I just wanted to add here that I believe Ada83 did have inheritance. Type derivation (which Ada83 supports I believe) is inheritance without type extension (with Ada95 added). All primitive operations are inherited with type derivation. I know a lot of folks equate type extension with inheritance casually, but they are separate things mechanically.
It’s similar with dynamic operation dispatch and type extension. People often marry the two together. And while I am not familiar of any languages that have type extension and not dynamic operation dispatching, there are definitely languages with dynamic operation dispatch and no type extension.
It’s similar with dynamic operation dispatch and type extension
They are unrelated. Type extension controls representation. Dispatch controls polymorphic operations constructed of multiple bodies. Both representation and overriding the body are specific cases.
The type extension was chosen largely for implementation/laziness reasons, because it allows view conversions between the parent and derived types. Otherwise the conversion must be full. E.g. if Integer would ever be tagged then the tag must be kept out of Integer representation and conversions must create new objects passed by value. This would assume that only Integer’Class would have a tag,
Similarly overriding is not the only way. E.g. in Initialize and Finalize we would really wanted rather extend the body rather than override it completely.

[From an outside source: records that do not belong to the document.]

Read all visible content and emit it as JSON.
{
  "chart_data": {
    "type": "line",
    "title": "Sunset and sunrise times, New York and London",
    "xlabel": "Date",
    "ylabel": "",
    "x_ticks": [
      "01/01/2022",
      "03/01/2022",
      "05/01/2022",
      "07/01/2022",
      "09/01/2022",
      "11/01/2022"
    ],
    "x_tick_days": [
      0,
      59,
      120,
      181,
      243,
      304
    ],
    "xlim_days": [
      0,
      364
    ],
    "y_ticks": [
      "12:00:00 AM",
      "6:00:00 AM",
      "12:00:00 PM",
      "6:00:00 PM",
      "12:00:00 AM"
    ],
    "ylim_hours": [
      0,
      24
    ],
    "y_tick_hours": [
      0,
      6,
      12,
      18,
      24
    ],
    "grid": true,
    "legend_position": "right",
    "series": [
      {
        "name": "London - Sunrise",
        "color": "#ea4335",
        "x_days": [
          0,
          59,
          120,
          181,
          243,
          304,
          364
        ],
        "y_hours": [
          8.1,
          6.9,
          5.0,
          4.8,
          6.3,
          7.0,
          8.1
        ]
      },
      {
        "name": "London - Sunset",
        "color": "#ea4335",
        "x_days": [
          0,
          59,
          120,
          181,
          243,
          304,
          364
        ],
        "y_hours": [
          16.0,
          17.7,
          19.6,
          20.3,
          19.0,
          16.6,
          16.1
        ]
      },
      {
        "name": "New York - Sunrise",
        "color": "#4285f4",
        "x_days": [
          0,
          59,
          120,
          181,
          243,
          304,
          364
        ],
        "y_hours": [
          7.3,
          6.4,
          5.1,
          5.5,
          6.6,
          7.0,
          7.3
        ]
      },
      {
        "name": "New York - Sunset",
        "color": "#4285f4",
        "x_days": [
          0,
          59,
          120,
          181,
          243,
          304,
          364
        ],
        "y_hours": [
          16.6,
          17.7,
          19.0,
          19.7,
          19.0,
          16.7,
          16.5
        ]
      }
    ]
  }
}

BTW, Ada 83 subtypes do not change the representation which is a serious limitation. You, for example, cannot make an access type a subtype of the target type and thus eliminate the suffix “.all”. [Ada 83 hard-wired this in the cases of arrays and records.] Implicit dereference was added much later as a crude hack for tagged types only.
How would you write that ?
As for the primitive hiding trick, this is exactly what should figure in a list of “how to do”, useful practices not obvious at all from the RM. Heck, I only found those paragraphs in the AARM.
There is this list, in French: Articles techniques
It deserves growing (and translating, which I can do). You can all submit to me your ideas of tricks or little known / underused features, with some exemple and explanation, to add to this list.
Yep, that’s what I was saying in the post your were quoting. I was saying how people often marry the two in their heads, but they are separate things.